The presented RF approach segments cerebral veins using magnitude, phase, and QSM information from a multi-echo GE scan. This resulted in more accurate segmentations than using either of those features individually. The RF models are expected to need training on relevant annotated data if acquisition parameters differ significantly, but was effective in segmenting both internal and surface veins even when the acquisition parameters differed slightly from those of the training dataset.

Acknowledgements

This study was funded by the Austrian Science Fund(FWF) project KLI264.

References

1. Haacke E, Xu Y, Cheng Y, Reichenbach J. Susceptibility weighted imaging (SWI). Magnetic Resonance in Medicine, 2004;52(3):612– 618

2. Shmueli K, de Zwart J, Gelderen P, Li T, Dodd S, Duyn J. Magnetic susceptibility mapping of brain tissue in vivo using MRI phase data. Magnetic Resonance in Medicine 2009;62:1510–1522

3. Breiman L. Random Forests. Machine Learning 2001;45:5–32.

4. Parker D, Payne A, Todd N, Hadley J. Phase reconstruction from multiple coil data using a virtual reference coil. Magnetic Resonance in Medicine 2014;72(2):563–569

5. Robinson S, Dymerska B, Bogner W, Barth M, Zaric O, Goluch S,Grabner G, Deligianni X, Bieri O, Trattnig S. Combining phase images from array coils using a short echo time reference scan (COMPOSER). Magnetic Resonance in Medicine 2015.

6. Langkammer C, Bredies K , Poser B, Barth M, Reishofer G, Fan A, Bilgic B, Fazekas F, Mainero C, Ropele S. Fast quantitative susceptibility mapping using 3D EPI and total generalized variation. NeuroImage 2015;111:622–630.

7. Frangi A, Niessen W, Vincken K, Viergever M. Multiscale vessel enhancement filtering. Medial Image Computing and Computer-Assisted Invervention - MICCAI 1998; Lecture Notes in Computer Science 1496:130–137

8. Archer K, Kimes R. Empirical characterization of random forest variable imporance measures. Computational Statistics & Data Analysis 2008;52:2249-2260

Figures

Figure 1: Flowchart of the Random Forest (RF) vein segmentation pipeline showing the processing steps for training an RF model on manually annotated training data and using this RF model to segment new data. The susceptibility-based processing and feature extraction steps that are highlighted in green are identical for training and segmentation.

Table 1: Evaluation scores for different segmentations on s1 and s3 compared to the manual annotations. The vesselness parameters and thresholds were optimized with respect to the maximum Dice similarity coefficient. RF-Intra-Data scores refer to training and testing on the same dataset using 4-fold cross-validation.

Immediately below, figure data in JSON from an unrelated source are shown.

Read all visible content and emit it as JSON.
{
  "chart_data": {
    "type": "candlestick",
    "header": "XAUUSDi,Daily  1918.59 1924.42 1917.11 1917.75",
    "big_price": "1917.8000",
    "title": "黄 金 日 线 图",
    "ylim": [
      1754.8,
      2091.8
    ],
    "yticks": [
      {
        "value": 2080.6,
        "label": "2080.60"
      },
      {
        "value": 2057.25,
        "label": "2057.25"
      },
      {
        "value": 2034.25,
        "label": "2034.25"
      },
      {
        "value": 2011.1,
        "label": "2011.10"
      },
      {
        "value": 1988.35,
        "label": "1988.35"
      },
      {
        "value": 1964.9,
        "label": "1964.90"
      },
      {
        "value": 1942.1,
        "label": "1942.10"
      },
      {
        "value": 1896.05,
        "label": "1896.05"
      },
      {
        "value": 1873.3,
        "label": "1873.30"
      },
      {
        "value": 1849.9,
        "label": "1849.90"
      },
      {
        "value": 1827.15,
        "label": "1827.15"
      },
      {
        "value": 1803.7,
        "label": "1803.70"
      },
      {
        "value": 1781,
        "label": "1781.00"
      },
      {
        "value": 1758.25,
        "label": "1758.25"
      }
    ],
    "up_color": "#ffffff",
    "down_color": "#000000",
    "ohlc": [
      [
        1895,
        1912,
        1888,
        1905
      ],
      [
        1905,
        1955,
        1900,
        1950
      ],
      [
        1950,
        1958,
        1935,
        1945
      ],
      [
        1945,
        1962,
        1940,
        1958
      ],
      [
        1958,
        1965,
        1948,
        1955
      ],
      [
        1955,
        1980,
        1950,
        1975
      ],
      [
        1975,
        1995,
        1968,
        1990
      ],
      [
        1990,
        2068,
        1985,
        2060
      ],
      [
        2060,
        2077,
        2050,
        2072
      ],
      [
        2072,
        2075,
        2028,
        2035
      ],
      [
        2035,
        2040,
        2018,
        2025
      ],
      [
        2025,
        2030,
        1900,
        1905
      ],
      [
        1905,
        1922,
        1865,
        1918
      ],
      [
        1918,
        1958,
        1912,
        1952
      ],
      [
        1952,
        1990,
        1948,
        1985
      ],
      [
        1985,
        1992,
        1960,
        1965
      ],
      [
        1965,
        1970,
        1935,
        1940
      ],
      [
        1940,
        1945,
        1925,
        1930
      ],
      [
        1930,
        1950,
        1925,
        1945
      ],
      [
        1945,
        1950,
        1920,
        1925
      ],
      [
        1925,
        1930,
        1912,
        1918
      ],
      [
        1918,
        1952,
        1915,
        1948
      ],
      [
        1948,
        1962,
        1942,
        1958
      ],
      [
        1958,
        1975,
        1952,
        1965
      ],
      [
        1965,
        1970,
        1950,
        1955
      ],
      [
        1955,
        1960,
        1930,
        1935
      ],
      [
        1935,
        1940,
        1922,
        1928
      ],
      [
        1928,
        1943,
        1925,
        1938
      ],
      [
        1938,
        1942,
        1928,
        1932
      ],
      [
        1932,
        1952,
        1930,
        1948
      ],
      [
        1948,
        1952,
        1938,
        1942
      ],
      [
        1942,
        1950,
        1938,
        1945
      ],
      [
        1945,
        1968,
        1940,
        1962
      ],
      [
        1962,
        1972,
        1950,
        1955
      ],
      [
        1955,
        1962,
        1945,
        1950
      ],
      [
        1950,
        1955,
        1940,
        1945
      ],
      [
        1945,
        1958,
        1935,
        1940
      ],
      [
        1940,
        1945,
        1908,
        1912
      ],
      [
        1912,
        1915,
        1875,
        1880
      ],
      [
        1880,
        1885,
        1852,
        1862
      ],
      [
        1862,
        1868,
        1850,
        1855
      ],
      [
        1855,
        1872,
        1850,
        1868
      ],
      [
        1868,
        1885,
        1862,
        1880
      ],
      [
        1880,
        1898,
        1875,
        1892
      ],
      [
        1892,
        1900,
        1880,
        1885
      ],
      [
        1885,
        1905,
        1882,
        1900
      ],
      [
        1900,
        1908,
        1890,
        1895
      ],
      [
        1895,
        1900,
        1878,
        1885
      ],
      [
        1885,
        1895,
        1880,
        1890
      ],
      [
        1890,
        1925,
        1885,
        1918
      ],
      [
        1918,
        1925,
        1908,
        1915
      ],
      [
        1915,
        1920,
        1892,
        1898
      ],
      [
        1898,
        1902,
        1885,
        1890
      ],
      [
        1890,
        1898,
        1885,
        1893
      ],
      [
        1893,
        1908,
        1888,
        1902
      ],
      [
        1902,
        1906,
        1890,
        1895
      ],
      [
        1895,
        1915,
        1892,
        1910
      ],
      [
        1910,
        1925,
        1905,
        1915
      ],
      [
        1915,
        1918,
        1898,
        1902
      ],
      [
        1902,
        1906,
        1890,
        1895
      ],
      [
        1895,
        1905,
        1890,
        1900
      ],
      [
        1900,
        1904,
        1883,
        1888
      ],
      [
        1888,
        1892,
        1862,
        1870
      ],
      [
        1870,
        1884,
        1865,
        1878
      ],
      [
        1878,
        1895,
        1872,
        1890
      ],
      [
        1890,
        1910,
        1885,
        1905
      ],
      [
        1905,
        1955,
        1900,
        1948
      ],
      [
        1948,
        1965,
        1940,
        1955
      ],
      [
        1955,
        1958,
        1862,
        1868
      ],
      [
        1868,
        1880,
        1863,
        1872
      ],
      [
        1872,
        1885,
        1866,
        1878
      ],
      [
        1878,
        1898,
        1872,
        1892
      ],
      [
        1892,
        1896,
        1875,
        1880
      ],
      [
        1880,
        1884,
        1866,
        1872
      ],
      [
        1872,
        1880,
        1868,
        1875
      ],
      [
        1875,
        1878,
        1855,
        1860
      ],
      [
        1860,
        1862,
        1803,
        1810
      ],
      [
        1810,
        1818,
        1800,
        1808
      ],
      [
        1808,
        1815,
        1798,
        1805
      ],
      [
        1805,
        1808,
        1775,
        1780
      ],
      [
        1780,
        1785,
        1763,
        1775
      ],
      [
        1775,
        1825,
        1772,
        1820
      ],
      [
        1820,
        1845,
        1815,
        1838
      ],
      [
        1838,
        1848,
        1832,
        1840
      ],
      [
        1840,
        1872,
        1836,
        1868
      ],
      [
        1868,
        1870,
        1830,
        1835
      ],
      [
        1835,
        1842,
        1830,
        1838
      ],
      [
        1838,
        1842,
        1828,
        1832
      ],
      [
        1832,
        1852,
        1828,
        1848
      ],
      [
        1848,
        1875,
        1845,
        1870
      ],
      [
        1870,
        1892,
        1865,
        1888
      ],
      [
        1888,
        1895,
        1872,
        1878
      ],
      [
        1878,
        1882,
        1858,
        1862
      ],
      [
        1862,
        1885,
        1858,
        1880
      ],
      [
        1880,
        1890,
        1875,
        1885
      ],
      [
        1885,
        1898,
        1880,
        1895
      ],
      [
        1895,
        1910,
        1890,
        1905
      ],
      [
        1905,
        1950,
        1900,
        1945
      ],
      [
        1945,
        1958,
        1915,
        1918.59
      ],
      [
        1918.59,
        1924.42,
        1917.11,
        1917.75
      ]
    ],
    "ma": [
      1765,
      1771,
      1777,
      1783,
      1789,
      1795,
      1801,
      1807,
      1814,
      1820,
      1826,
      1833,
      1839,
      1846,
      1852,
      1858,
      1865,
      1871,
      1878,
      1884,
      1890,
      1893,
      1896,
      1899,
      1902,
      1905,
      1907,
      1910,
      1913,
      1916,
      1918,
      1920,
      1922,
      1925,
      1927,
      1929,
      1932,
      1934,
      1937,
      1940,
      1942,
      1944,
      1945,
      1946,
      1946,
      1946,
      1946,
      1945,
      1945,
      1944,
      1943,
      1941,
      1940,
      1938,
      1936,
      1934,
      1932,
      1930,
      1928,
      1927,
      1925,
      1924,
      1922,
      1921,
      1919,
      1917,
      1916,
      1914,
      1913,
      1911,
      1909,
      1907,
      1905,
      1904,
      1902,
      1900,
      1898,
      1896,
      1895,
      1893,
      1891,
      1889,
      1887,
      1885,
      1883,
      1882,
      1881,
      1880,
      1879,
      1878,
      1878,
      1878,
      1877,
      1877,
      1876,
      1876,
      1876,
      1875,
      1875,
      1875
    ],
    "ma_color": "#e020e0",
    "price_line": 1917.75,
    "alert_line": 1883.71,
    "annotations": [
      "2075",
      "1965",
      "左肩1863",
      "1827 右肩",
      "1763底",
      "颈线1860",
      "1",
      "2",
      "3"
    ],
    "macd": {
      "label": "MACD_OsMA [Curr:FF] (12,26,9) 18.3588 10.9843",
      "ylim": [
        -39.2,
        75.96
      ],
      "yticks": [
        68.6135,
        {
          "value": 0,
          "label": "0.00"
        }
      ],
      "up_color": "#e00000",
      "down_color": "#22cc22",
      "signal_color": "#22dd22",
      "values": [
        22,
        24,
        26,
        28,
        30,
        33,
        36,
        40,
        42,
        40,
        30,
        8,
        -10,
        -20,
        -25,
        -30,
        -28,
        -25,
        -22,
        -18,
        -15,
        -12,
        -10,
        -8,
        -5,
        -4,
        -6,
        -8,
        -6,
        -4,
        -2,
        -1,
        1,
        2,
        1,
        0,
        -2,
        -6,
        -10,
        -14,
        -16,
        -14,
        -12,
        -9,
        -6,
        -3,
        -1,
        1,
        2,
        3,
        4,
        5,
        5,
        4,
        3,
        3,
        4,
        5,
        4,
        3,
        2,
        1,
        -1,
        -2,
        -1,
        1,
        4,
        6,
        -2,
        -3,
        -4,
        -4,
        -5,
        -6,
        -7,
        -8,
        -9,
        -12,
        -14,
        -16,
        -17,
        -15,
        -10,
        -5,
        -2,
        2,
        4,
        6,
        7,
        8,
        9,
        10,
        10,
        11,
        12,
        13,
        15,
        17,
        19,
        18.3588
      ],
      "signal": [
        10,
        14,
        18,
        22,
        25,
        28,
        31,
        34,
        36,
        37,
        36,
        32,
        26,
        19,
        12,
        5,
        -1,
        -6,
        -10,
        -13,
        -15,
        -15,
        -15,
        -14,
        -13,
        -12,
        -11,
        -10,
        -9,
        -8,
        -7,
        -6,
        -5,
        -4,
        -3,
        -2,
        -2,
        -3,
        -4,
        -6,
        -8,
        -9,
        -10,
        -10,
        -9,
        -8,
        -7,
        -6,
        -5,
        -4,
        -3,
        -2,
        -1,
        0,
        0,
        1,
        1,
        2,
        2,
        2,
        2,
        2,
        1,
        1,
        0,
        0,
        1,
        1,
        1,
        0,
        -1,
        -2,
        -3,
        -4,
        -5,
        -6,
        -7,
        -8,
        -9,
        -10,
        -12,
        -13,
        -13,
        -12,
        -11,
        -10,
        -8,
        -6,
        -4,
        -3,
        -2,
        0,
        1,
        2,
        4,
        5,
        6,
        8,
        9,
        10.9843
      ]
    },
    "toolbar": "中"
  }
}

For the RF-Inter-Data scores, the RF model was trained on a different dataset than it was tested on (e.g. segmenting s1 with a model that was trained on s3).

Figure 2: Comparison of three automatic segmentation methods with the manual annotation on the same subject (s1) in 3D. (b) and (c) show the best segmentations obtained by thresholding the output of the Frangi vesselness filter on the magnitude and QSM. (d) shows the segmentation obtained by using the proposed Random Forest approach. (The RF model was trained on s3.)

Figure 3: Segmentations of other subjects using the RF-approach.

Figure 4: Feature Importances for two separate RF models, that were train on all the annotated voxels of s3 and s1 respectively. In both cases the vesselness value computed on the magnitude of the second echo, and the vesselness and intensity value of the QSM image of the first echo show the highest importance values. Furthermore, these importance values indicate that the early echoes contain most of the information, which could potentially lead to shorter measurement times as using a short echo time allows TR to be reduced.